My Zen teacher often says, "There is no 'away'" when he is talking about the notion of throwing away what we call trash. There is no away. Everything ends up somewhere even if it is out of our line of sight. So what, exactly, is going in our minds when we throw something "away"? There is some subtly conscious disconnect that happens that allows us to believe that this thing - piece of plastic or paper or whatever - is going away. Does it disappear? Not really. Once you realize this, become aware of it, it makes throwing things "away" a rather heavy burden. I almost wish I could go back to not knowing, not being aware. (Sorry, now I have spoiled it for you!)
For the past 13 summers, there has been a big writer's festival in Woody Point, a small community within the boundaries of Gros Morne, the national park and UNESCO World Heritage Site that is about 1.5 hours drive from here. Since 2015 or so, they have hosted an art exhibition concurrently and these have proved to be very welcome and successful. This year, the exhibition will be titled Salvage and I proposed to make a new project for it. I have been collecting the trash that has washed up on Gillams beach and I am making nine small artworks with it, along with some items that I have collected from yard sales that also could be categorized as cast-off or no longer of value. My piece is called Containment.

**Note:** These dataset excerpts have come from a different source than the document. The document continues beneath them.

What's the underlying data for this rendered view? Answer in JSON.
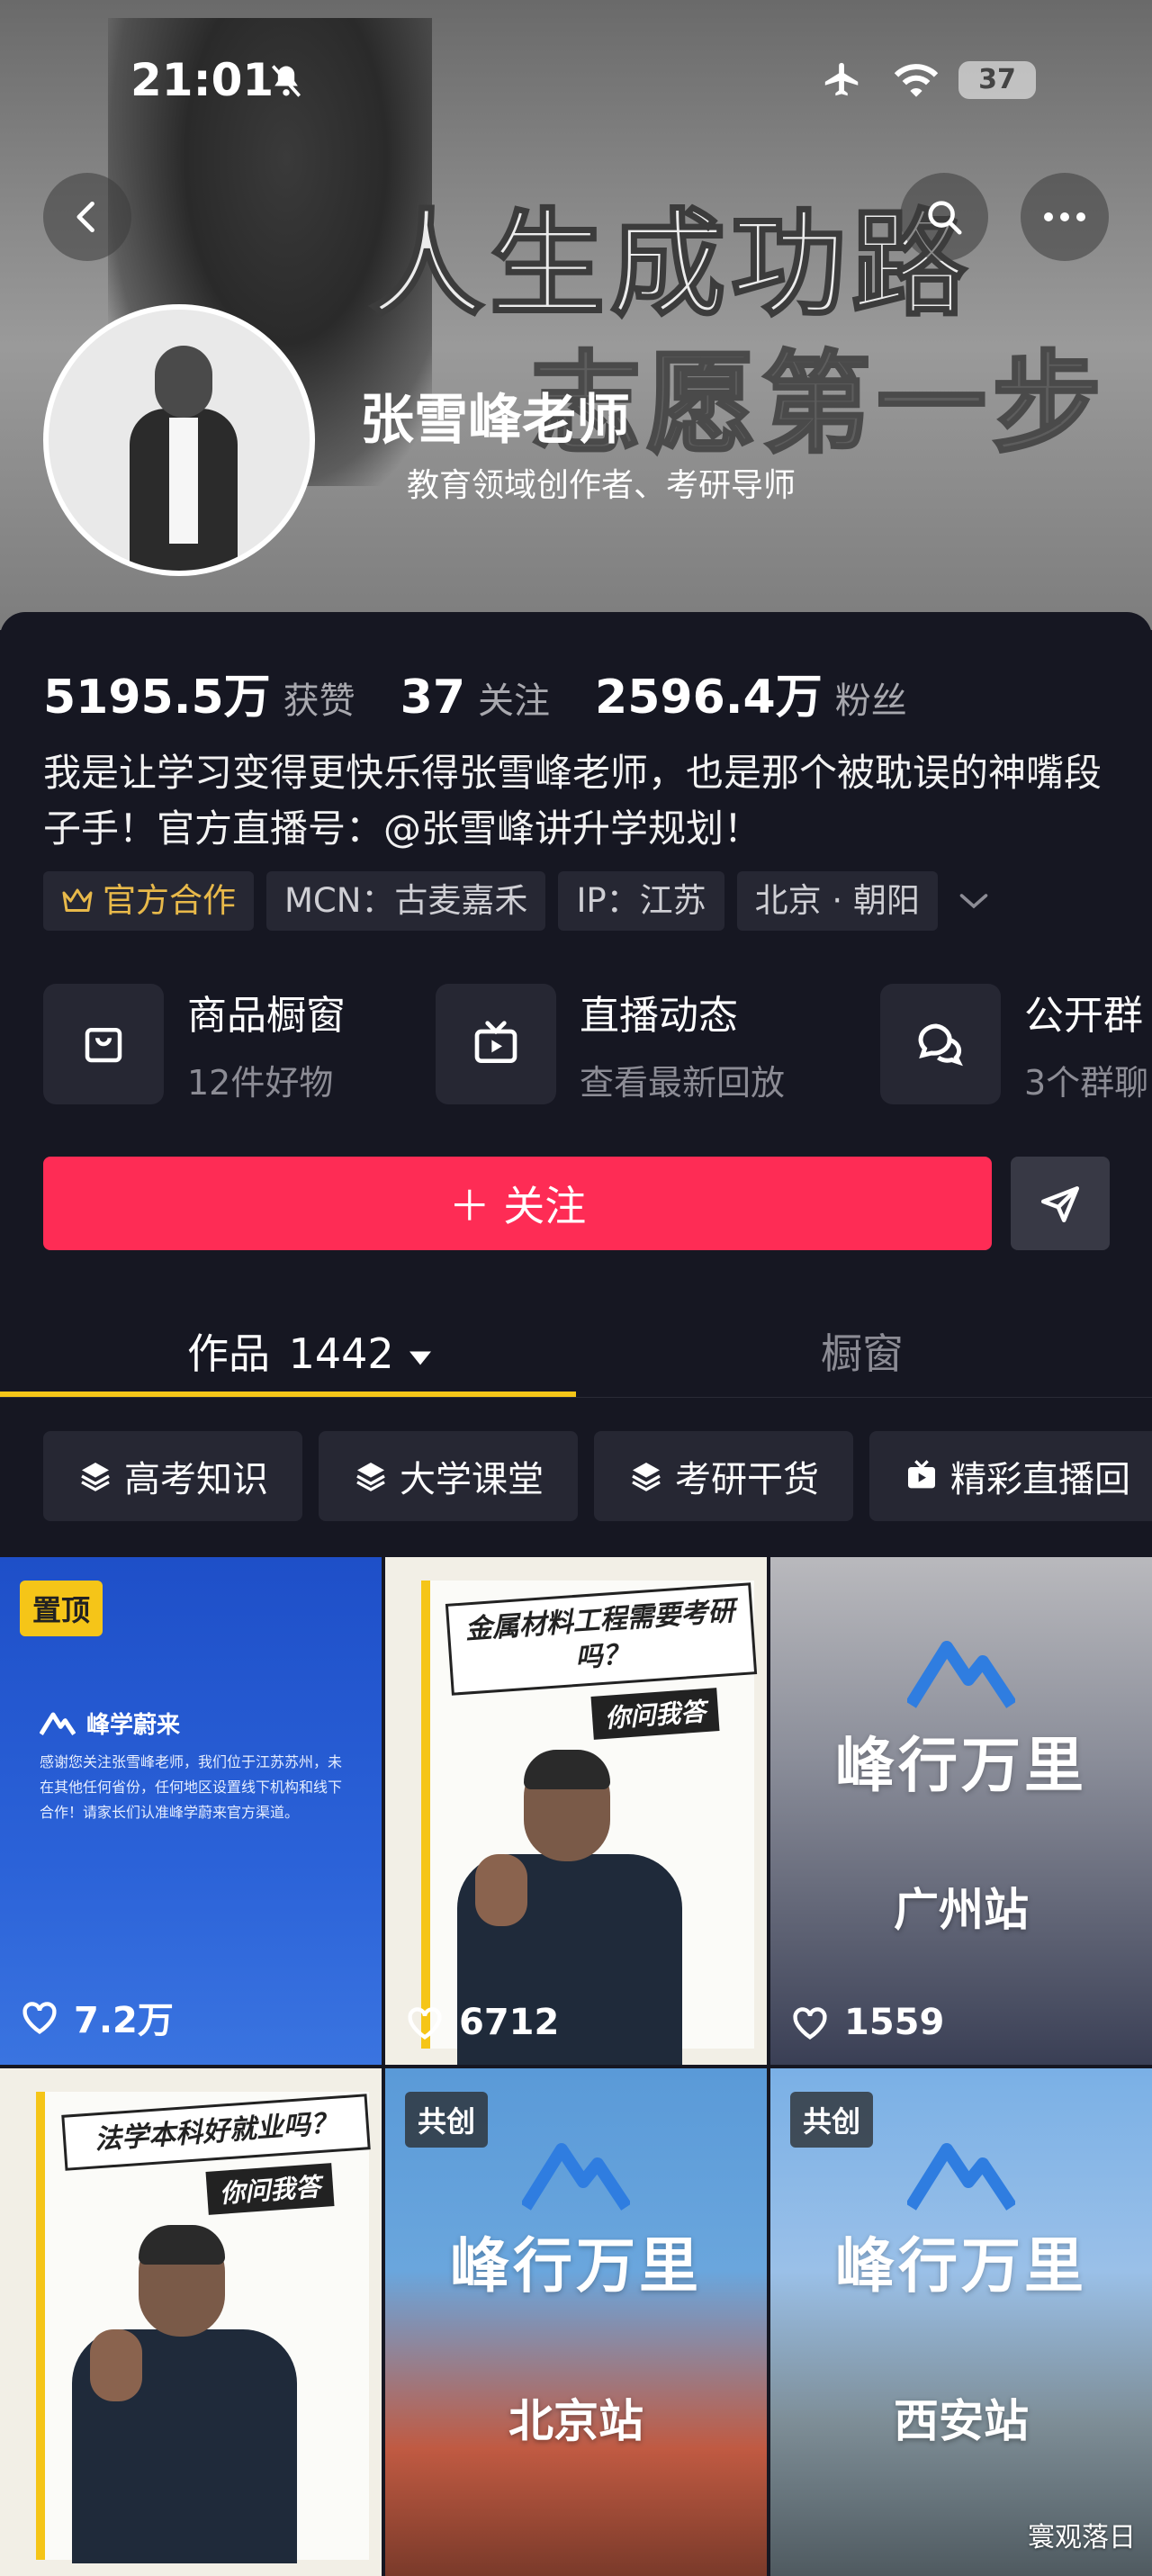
{
  "status_bar": {
    "time": "21:01",
    "battery": "37"
  },
  "banner": {
    "line1": "人生成功路",
    "line2": "志愿第一步"
  },
  "profile": {
    "name": "张雪峰老师",
    "subtitle": "教育领域创作者、考研导师"
  },
  "stats": {
    "likes_value": "5195.5万",
    "likes_label": "获赞",
    "following_value": "37",
    "following_label": "关注",
    "followers_value": "2596.4万",
    "followers_label": "粉丝"
  },
  "bio": "我是让学习变得更快乐得张雪峰老师，也是那个被耽误的神嘴段子手！官方直播号：@张雪峰讲升学规划！",
  "tags": {
    "official": "官方合作",
    "mcn": "MCN：古麦嘉禾",
    "ip": "IP：江苏",
    "location": "北京 · 朝阳"
  },
  "features": [
    {
      "title": "商品橱窗",
      "subtitle": "12件好物"
    },
    {
      "title": "直播动态",
      "subtitle": "查看最新回放"
    },
    {
      "title": "公开群",
      "subtitle": "3个群聊"
    }
  ],
  "actions": {
    "follow": "＋ 关注"
  },
  "tabs": {
    "works_label": "作品",
    "works_count": "1442",
    "shop_label": "橱窗"
  },
  "chips": [
    "高考知识",
    "大学课堂",
    "考研干货",
    "精彩直播回"
  ],
  "grid": {
    "tiles": [
      {
        "badge": "置顶",
        "likes": "7.2万",
        "brand": "峰学蔚来",
        "text": "感谢您关注张雪峰老师，我们位于江苏苏州，未在其他任何省份，任何地区设置线下机构和线下合作！请家长们认准峰学蔚来官方渠道。"
      },
      {
        "likes": "6712",
        "poster_title": "金属材料工程需要考研吗？",
        "poster_sub": "你问我答"
      },
      {
        "likes": "1559",
        "title": "峰行万里",
        "station": "广州站"
      },
      {
        "poster_title": "法学本科好就业吗？",
        "poster_sub": "你问我答"
      },
      {
        "badge": "共创",
        "title": "峰行万里",
        "station": "北京站"
      },
      {
        "badge": "共创",
        "title": "峰行万里",
        "station": "西安站"
      }
    ],
    "watermark": "寰观落日"
  },
  "colors": {
    "accent": "#fe2c55",
    "tab_indicator": "#f5c518",
    "background": "#161722",
    "gold": "#e8b94a"
  }
}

After I collected the beach debris, I washed it to clean it up. As I was doing that simple act, I felt almost like I was caring for a little pet or even a child that no one else wanted. It was all just stuff that got blown in, tossed in, washed into the bay - plastic tags from fishing traps, nets, plastic shopping bags, chip bags, soda cans, tampon applicators. I mean, it's trash. But there it is and by giving it a scrub, caring for it, I changed it somehow.
As I have been making the works, I feel a real reverence for each piece that I include. I am reminded of an instruction that I received about how to arrange flowers on the altar in the meditation hall - consider each flower and place it so it can best reveal itself. I am really interested in how materials and objects contain experience so the challenge is to help bring that out, communicate something about it, while also making something visually interesting and....how to say it? I am not the first person to make collages from beach debris. There is a look to that kind of work. Or, I have an notion of what it might look like based on seeing things in the past. I have been actively aware of trying to make something that looks new and fresh, not so much "like" something else. Not sure if I have succeeded on any of these fronts but it sure has been fun to try.
The festival and exhibition will be on view from August 15th to 20th in the Woody Point Heritage Theatre. If you are lucky enough to have scored some tickets, please check it out!